Ask any junior school teacher what subject causes them the most grief when it comes to engaged students and they will invariably answer ‘writing’. Pair that with disengaged boys and teachers reply with a sigh and sometimes an eye roll as they recollect many incidents of trying to have boys write a daily story. The parallels between making young children write and pulling teeth are numerous. It is at writing time that teachers find the incidents of misbehaviour increase and the focus shifts from teaching the writing process to managing engagement of children in the room.
Why is this? Why has writing become such a chore for children and teachers alike? Why is it that teachers are having to resort to individual incentive systems or heavily scaffolded strategies in order to get a piece of writing from their students in their writing books on an almost daily basis? The answer perhaps is in the relevance of it to today’s children. Generation Z and now Generation Alpha children arriving in our schools have at their disposal a plethora of technology from which they can choose to communicate with others. And this is the key…..when they choose to communicate. As adults we use written text when we choose to connect with others. There would be a small percentage of the population who engage in writing for their own personal satisfaction. For the most part, the average human being will write when there is a purpose. If we, as adults, do not sit down daily to write a story about our weekend……why do we expect our students to? It is well known as children progress through school they tend to deviate towards their interests and passions. These strengths are often already noted in junior classrooms. So why is it that teachers continue to pursue story-writing with students that communicate through their behaviour an absolute lack of interest in the activity? Instead teachers should adopt a view of providing these students with the skills they need to use writing as a tool to communicate with others, while supporting the development of their strengths and interests.
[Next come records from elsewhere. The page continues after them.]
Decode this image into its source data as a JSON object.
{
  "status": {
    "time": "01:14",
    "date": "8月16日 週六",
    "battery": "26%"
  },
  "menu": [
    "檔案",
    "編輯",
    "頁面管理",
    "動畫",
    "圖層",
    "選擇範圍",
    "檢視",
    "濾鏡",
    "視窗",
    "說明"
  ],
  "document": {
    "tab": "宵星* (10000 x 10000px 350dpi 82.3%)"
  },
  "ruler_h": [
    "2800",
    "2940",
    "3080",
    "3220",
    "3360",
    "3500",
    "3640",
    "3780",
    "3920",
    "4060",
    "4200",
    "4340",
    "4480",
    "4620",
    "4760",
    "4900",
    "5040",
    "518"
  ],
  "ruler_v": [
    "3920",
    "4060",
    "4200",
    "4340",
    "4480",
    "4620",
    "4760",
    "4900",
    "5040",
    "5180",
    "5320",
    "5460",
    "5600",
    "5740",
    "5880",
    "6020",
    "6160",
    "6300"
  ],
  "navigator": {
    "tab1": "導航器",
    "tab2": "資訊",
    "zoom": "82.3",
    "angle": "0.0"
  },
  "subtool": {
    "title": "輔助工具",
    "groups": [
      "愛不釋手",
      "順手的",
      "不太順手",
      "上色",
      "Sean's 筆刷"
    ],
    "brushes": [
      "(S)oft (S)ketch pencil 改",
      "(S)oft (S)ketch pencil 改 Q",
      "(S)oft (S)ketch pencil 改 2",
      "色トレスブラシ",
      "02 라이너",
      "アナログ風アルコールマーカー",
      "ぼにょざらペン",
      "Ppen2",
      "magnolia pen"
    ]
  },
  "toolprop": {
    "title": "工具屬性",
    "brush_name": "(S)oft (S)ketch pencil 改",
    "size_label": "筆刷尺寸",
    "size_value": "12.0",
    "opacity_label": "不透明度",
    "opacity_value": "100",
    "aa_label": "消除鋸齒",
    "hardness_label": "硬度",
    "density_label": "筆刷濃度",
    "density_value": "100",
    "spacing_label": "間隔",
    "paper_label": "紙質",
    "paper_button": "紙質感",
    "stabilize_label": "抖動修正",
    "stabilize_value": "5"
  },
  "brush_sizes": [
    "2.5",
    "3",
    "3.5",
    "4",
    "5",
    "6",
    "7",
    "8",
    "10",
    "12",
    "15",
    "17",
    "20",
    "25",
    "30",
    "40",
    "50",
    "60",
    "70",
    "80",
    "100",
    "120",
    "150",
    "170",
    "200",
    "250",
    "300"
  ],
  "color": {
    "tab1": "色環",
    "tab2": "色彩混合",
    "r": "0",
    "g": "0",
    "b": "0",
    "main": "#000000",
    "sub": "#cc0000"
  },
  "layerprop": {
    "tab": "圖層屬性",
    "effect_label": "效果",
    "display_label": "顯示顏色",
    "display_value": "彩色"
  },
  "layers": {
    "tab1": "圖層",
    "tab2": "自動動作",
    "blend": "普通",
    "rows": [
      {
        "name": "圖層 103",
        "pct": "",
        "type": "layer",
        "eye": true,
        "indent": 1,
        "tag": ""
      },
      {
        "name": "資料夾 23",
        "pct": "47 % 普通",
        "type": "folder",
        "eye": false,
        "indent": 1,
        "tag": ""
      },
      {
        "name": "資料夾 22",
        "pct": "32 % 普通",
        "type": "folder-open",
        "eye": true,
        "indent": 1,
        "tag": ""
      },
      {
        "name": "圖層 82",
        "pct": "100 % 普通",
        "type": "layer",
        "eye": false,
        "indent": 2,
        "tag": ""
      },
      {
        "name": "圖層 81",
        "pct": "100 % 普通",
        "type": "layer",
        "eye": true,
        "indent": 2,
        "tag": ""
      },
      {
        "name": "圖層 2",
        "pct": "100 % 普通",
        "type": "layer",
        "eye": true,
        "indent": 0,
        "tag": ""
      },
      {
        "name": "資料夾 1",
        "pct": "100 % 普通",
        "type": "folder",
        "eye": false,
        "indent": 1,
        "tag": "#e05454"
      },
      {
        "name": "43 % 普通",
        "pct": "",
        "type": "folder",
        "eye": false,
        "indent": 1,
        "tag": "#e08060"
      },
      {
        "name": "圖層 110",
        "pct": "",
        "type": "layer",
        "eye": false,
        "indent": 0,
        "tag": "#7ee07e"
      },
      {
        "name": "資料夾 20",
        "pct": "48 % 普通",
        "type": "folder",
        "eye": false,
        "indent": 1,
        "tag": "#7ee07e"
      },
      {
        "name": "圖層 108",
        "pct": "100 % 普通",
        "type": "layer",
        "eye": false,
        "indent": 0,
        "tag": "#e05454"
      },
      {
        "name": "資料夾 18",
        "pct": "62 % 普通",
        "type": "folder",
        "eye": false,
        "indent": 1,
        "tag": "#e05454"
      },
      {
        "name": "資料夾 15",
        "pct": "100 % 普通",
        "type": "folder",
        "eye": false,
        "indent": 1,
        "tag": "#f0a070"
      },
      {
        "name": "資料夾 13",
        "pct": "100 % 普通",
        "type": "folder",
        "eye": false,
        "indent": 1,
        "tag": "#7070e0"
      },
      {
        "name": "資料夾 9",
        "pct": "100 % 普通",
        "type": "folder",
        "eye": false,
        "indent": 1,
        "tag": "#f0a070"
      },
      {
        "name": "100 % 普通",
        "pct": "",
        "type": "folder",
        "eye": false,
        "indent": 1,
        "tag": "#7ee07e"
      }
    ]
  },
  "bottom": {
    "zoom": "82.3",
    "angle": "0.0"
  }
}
Some would argue that, with the exponential growth of technology available to our children, learning to write is not as important as it once was. This is not the case. What is more important is the way in which we expose our children to the various audiences that they may engage with using the technology available. Now, more than ever, children have the potential to access a global audience. To have the power of their message communicated worldwide. To be heard. So, of course, they must be exposed to appropriate learning opportunities on which they can build a solid foundation about written language.
But it is the purpose that is most relevant, rather than the argument about learning written language itself. Let’s face it, in general in junior classrooms, it is the boys at writing time who will become the most disruptive and disengaged in the lesson. Some will sit and stare at the ceiling, others will sharpen their pencil ten times over and many will annoy their neighbor. In the most extreme, these students will be prepared to upend a classroom in order to avoid the writing task. All because they do not see the relevance of the task to them. It is simply not important to them. Couple this with their experiences of teachers standing over them, or keeping them back until the writing is completed……and writing has become their most disliked subject at school.
So how can children engage and build on their writing knowledge without the unnecessary battle with their teacher? Perhaps consideration to the variety of writing tasks available to students in the classroom is the answer. Many teachers run a writing program that is whole-class, story writing or the traditional processed-writing model. Students do not have a choice in the task, other than what they might choose to write about. Why not provide students with a variety of writing tasks, mirroring those that adults use to communicate in reality? Letter writing, emails, shopping lists, birthday cards, journals and for those most adventurous…blogging! Students can learn that they write for an audience, rather than to write in a book for their teacher’s satisfaction. By using a variety of tasks, students may receive replies from those they engage with, either through email, letter or blogs and therefore take on an understanding of the point of writing. Of course, the story writers in classrooms must also have their needs met. But these students are often writers anyway, without the need for teachers to creatively motivate them. By providing those less-likely to engage in the writing process with highly motivating activities, inevitably the teacher will be released to consider extending our future Shakespearean authors as well. In short, all the students will see the point to the task required of them, because it will be relevant to their own interests and needs.
Another consideration as to why children don’t engage in prolonged writing activity is from a developmental perspective. Children require a variety of skills in order to be able to think of, structure and recall ideas to begin a story. When writing this in an exercise book or with pen and paper, add another layer of skills on top. Holding a pen/pencil is one such challenge for our modern students. It may be that the availability of pens and pencils has been scant at home and the child simply has not had sufficient practice in holding a pencil, let alone correctly. For some children, holding a pencil during a prolonged writing task simply hurts. On top of holding the pencil is then the recalling of ideas while forming letters into unknown words/spellings. An enormous amount of thinking involved in what is often seen as a basic task by educators. If teachers offer a varied menu of writing tasks, some of these skills can be addressed, while those with deficits in some areas can be supported to engage in the writing process. It would be unrealistic to expect all children to happily and successfully engaged in a task of this magnitude on a daily basis without support. And yet many teachers do have this expectation, and frustrate when it is not met. By having a varied menu, some pen and paper activities, some technology activities, children will be able to write without realising it. Because their learning focus will be to communicate with others, not in how to construct a story or recall an event. After all, that’s the point of writing isn’t it?
Students, as all people do, need to see the point to their learning. If they don’t, they simply will look for other activities that will be more interesting or relevant. These might just be activities that teachers fear the most in their classroom environment.